Hormis un ou deux personnages dont on comprend (très rapidement et en surface) les raisons qui les poussent malgré eux à voter pour leur prime plutot que pour Cotillard, les autres sont rapidement taxés d'égoïsme. Si c'est de cette façon que les Dardenne prennent partie pour leur héroïne, ok, mais ça n'ouvre pas le débat et surtout ça devient une leçon de moral assez gênante.

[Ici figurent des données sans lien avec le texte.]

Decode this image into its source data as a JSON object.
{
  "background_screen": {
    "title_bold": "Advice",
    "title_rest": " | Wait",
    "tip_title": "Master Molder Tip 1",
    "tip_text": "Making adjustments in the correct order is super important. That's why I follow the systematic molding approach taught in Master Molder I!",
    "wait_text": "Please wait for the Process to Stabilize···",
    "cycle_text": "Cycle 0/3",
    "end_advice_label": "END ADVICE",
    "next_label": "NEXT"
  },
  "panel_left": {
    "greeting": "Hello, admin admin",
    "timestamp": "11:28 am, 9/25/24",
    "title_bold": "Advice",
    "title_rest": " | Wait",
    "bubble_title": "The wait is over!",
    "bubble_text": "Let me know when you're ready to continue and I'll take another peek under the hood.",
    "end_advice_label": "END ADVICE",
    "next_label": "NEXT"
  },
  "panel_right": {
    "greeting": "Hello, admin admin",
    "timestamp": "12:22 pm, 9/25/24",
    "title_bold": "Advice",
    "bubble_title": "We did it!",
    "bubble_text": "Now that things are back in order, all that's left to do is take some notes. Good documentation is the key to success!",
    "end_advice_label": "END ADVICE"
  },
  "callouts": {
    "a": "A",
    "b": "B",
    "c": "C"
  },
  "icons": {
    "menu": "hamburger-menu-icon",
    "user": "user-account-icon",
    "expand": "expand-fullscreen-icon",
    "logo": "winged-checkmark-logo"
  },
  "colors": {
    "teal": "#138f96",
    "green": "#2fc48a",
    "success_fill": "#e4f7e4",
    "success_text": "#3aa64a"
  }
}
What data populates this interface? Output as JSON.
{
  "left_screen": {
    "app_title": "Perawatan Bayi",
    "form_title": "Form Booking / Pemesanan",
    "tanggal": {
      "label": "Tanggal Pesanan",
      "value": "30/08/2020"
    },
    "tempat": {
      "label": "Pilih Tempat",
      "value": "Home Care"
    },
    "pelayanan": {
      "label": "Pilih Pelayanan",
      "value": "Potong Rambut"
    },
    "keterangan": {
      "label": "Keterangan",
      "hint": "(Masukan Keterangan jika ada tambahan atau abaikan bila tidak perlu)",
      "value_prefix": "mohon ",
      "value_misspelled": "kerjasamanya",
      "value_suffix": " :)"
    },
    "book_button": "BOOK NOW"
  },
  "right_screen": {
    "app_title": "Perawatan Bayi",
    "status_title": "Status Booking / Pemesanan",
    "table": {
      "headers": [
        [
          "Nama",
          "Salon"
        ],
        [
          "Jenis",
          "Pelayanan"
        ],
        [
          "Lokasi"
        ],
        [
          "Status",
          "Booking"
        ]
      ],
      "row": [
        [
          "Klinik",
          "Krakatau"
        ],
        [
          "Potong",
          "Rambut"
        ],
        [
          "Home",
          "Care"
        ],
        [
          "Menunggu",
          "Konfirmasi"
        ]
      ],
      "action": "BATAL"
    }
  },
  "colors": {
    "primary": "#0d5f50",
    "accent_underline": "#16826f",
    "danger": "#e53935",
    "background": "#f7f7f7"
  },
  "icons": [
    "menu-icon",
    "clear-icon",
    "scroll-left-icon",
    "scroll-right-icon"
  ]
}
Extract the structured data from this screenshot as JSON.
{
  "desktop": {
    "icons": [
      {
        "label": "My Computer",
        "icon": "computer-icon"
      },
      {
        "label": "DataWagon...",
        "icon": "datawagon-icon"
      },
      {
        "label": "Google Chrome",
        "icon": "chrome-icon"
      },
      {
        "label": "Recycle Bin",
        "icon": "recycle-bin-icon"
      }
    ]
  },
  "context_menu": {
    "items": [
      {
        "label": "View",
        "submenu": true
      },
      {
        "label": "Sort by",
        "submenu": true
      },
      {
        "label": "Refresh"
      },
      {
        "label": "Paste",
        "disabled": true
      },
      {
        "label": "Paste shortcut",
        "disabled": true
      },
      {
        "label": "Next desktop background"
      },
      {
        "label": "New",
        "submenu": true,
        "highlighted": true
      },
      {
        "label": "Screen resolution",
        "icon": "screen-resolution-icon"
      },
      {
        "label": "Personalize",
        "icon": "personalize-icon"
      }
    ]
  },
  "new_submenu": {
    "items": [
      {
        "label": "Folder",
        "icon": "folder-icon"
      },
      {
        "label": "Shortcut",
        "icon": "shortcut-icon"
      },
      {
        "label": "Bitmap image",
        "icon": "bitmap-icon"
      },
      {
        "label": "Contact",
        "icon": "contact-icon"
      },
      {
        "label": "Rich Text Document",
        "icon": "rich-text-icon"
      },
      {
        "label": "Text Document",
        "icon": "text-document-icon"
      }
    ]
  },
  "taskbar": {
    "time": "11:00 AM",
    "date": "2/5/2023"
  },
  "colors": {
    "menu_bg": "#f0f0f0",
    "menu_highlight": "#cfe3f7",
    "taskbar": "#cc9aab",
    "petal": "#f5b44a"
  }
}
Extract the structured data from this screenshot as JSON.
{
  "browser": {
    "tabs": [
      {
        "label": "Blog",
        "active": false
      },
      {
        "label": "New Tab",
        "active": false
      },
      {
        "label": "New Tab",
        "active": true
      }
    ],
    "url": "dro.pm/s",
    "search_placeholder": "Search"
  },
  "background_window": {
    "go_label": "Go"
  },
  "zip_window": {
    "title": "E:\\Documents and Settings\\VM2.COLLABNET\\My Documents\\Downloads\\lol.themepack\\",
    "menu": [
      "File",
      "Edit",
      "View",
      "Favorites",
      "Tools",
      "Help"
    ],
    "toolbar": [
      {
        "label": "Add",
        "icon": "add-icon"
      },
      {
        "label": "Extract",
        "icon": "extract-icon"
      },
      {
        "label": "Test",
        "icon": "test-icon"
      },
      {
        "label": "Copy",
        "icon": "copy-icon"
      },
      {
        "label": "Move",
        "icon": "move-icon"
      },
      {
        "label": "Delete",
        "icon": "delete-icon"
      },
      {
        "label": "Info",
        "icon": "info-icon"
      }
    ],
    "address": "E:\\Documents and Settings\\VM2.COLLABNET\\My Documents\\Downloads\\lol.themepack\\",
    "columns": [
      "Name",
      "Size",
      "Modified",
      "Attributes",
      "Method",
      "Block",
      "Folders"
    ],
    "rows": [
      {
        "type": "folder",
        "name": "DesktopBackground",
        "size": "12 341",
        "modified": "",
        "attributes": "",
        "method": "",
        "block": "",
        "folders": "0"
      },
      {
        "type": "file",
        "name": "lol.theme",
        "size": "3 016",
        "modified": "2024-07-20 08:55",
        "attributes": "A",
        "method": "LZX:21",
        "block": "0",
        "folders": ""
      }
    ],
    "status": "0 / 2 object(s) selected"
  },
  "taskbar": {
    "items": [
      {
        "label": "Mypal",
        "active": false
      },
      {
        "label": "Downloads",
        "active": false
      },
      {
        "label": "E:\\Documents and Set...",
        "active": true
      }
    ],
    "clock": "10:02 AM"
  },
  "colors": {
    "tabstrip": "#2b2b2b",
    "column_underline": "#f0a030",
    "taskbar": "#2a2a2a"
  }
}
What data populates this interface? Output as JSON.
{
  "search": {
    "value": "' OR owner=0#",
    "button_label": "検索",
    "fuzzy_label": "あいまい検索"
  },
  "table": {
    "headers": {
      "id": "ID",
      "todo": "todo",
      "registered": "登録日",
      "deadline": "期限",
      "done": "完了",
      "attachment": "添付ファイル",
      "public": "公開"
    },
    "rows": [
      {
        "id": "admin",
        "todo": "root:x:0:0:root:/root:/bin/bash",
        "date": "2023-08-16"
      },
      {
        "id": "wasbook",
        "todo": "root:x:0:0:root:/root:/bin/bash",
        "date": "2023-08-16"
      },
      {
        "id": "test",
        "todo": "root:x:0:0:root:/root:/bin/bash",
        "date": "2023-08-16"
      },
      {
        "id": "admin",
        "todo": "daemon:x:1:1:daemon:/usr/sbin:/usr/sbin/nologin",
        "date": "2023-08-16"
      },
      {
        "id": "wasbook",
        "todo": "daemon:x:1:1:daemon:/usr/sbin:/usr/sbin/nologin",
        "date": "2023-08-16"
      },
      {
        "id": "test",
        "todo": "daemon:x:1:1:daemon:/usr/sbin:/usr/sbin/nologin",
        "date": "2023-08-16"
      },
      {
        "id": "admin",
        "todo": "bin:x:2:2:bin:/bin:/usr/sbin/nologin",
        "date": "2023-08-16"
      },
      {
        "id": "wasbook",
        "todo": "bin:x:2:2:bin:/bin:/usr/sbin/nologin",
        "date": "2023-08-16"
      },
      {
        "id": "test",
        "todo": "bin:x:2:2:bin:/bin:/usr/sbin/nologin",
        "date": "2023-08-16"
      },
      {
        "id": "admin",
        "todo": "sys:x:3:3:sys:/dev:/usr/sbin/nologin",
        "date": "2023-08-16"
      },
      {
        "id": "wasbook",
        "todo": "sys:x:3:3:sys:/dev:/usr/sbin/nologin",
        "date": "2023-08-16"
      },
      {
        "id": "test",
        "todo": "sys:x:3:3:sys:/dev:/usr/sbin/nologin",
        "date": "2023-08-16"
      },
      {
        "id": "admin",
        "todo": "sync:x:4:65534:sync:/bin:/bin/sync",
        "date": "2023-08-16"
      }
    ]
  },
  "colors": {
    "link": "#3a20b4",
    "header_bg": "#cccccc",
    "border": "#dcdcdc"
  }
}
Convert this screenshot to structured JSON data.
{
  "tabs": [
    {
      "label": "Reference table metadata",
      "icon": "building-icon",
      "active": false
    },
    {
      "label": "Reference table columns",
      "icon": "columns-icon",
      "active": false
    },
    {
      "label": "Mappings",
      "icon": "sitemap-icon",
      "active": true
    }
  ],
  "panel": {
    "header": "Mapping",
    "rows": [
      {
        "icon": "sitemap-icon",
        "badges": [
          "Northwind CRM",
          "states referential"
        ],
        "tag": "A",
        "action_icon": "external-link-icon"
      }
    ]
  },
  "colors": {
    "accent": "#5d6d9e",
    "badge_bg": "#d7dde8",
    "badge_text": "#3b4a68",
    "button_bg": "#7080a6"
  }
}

On n'a pas vu le même film quand tu dis qu'il décrit ceux qui refusent de voter pour Sandra comme des égoïstes. Au contraire tout est fait, des dialogues à la mise en scène, pour humaniser les raisons de ces personnes et les insérer dans un système plus vaste qui les dépasse et contre lequel ils ne peuvent qu'avoir du mal à lutter. Pour moi, il n'y a pas de dichotomie égoïste/altruiste, davantage une dichotomie faible/fort, les forts étant ceux qui malgré la logique du système se révoltent pour donner leur prime. Mais les faibles ne sont pas jugés moralement. Et encore, les faibles sont montrés la plupart du temps comme ceux qui sont le plus dans la merde financièrement, donc forcément, ils sont en position de faiblesse, non par nature, mais par imbrication.